The AfCFTA provides the institutional framework for a united African trade policy. The expected diversification of sources of growth under the agreement will operationalize that policy, using Africa’s share of global trade as a benchmark for monitoring progress over time.

Africa Policy Journal: COP27 has just been concluded in Sharm El Sheikh. Africa is already paying the highest cost for climate change and clearly mitigation and adaptation strategies are poorly financed as shown by the failure of the recent Africa Adaptation Summit in Rotterdam. What is the path to energy transition in the context of energy poverty for Africa?

Hippolyte Fofack: COP27, which has been touted as the ‘Africa COP’, has been organized at a time when the continent—which has contributed the least to the global climate crisis, accounting for less than 4% of cumulative greenhouse gas emissions—is paying a terrible price.

Most African countries are on the frontline of this crisis, with households facing the quadruple burden of climate change, disease outbreaks, food insecurity, and conflicts. This is the case despite the fact that regional economic development, and therefore emissions, has been undermined by a chronic energy deficit. According to the International Energy Agency, more than 600m Africans (more than half the continent’s population) do not have access to electricity. The shortages are even worse in rural areas, where 70% of people lack access.

The disproportionate impact of climate change across the region is, in part, the consequence of energy poverty, which has long undermined the process of economic diversification that is required to broaden sources of growth and expand both economic opportunities and the tax base. While countries in the Global North—as well as a growing number of successful emerging market economies in the Global South—have polluted their way out of poverty as the biggest emitters of greenhouse gases, energy poverty has sustained high poverty rates across Africa.

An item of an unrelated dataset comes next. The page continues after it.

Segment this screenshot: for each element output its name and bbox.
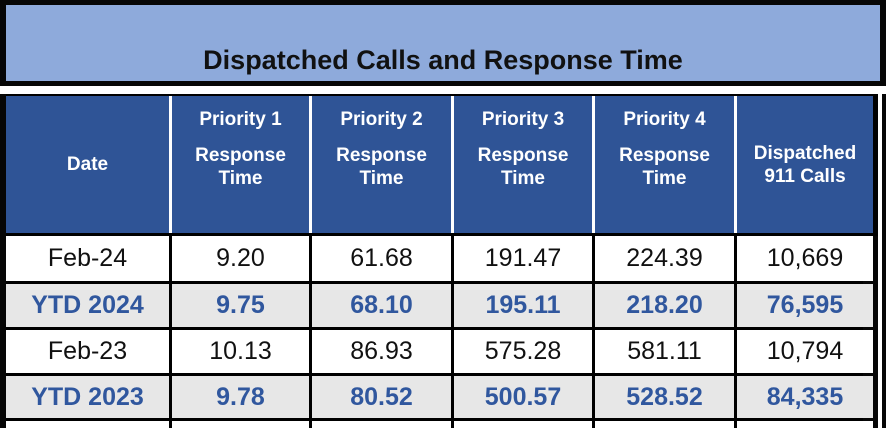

The path to energy transition for the region is one that powers the transformation of African economies and puts countries on an irreversible path towards poverty reduction for global convergence. In order words, a just transition towards net zero will not be possible without a just energy transition. An intermediate path that relies on both fossil fuels and cleaner sources of energy in the short and medium term, while simultaneously fostering synchronized access to clean energy at the global level, is perhaps the most realistic path for Africa.